= Craig S. Smith =

American journalist (born 1955)

Craig S. Smith (born October 13, 1955, in Spokane, Washington) is an American journalist and former executive of The New York Times. Until January, 2000, he wrote for The Wall Street Journal, most notably covering the rise of the religious movement Falun Gong in China. He joined The New York Times as Shanghai bureau chief in 2000 and wrote extensively about the practice of harvesting organs from executed prisoners in China. In 2002 he moved to Paris. He has reported for the Times in more than forty countries, from Iraq to Israel to Kyrgyzstan. He has covered several conflicts, including the 2001 invasion of Afghanistan, the 2003 war in Iraq and the 2006 Israeli-Lebanese war. He also covered the 2005 unrest in the French banlieues.
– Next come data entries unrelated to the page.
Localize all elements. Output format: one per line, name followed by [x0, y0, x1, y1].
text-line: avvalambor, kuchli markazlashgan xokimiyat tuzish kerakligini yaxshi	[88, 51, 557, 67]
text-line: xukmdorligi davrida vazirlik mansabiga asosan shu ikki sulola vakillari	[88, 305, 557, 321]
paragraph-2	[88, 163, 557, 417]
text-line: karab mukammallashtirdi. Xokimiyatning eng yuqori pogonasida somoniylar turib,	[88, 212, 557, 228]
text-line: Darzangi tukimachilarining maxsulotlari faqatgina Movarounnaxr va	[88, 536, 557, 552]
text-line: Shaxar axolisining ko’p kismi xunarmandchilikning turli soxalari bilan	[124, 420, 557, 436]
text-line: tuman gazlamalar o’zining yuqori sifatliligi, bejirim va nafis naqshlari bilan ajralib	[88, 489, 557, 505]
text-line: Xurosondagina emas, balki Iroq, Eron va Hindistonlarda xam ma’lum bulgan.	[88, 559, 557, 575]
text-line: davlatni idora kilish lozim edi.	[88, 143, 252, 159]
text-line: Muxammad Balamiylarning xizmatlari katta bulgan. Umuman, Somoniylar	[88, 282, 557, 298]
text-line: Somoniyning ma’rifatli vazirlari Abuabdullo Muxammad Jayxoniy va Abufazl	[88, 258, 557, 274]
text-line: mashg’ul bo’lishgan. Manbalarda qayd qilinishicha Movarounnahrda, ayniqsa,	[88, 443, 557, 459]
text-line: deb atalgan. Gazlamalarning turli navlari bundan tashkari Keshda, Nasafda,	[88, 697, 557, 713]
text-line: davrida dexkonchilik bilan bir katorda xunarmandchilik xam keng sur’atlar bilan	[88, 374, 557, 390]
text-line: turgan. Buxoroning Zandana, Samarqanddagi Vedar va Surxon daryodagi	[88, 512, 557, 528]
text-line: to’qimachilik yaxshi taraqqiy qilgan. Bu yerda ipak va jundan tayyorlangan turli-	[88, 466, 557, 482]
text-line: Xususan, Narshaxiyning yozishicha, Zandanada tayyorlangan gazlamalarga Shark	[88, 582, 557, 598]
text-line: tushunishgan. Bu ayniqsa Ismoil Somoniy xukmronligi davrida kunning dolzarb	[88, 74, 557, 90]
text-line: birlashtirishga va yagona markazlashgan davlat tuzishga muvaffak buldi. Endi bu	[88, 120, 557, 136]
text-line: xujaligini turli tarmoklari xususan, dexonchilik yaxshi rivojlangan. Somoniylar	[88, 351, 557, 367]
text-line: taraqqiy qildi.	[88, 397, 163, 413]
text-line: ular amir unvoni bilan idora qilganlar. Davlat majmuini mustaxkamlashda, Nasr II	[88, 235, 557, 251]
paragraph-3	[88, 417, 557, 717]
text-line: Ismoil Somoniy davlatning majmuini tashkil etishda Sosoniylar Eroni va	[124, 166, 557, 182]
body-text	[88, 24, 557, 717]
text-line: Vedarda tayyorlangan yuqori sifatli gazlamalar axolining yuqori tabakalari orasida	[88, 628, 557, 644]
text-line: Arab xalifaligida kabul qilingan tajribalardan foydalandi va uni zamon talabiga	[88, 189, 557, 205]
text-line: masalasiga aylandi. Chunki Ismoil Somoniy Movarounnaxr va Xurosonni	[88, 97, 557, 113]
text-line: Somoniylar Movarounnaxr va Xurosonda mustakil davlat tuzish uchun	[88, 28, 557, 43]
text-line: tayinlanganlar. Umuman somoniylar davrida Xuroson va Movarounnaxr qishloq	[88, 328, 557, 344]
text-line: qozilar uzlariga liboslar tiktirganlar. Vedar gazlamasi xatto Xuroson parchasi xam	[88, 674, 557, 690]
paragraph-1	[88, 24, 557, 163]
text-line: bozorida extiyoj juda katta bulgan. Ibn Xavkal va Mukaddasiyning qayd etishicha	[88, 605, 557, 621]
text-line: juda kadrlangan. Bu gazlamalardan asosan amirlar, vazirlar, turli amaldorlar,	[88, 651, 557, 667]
In 2008, he joined Hong Kong billionaire Richard Li Tzar Kai's financial news venture as executive editor and subsequently became senior vice president of Li's Pacific Century Group. He rejoined The New York Times in late 2011 as China managing director, founding and running the New York Times' first foreign language site, cn.nytimes.com. In late 2016 he returned to the U.S. as a writer at large for the Times, focused on Canadian stories. He retired from the Times in 2018 and now writes for the Times and other publications about artificial intelligence. He served as a special Government employee for the National Security Commission on Artificial Intelligence and is host of the podcast Eye on AI, which is rated number 2 among AI-related podcasts by Feedspot.

== Personal life ==
Smith received his undergraduate degree from Columbia University in 1979 with a joint major in English literature and a master's in Western philosophy. He also earned a master's degree from the Columbia University Graduate School of Journalism in 1987. His father was an assistant general counsel of IBM.

He is married to Anna Esaki, daughter of Nobel laureate Dr. Leo Esaki, and they have two sons, Sky, an actor, and True, a music executive.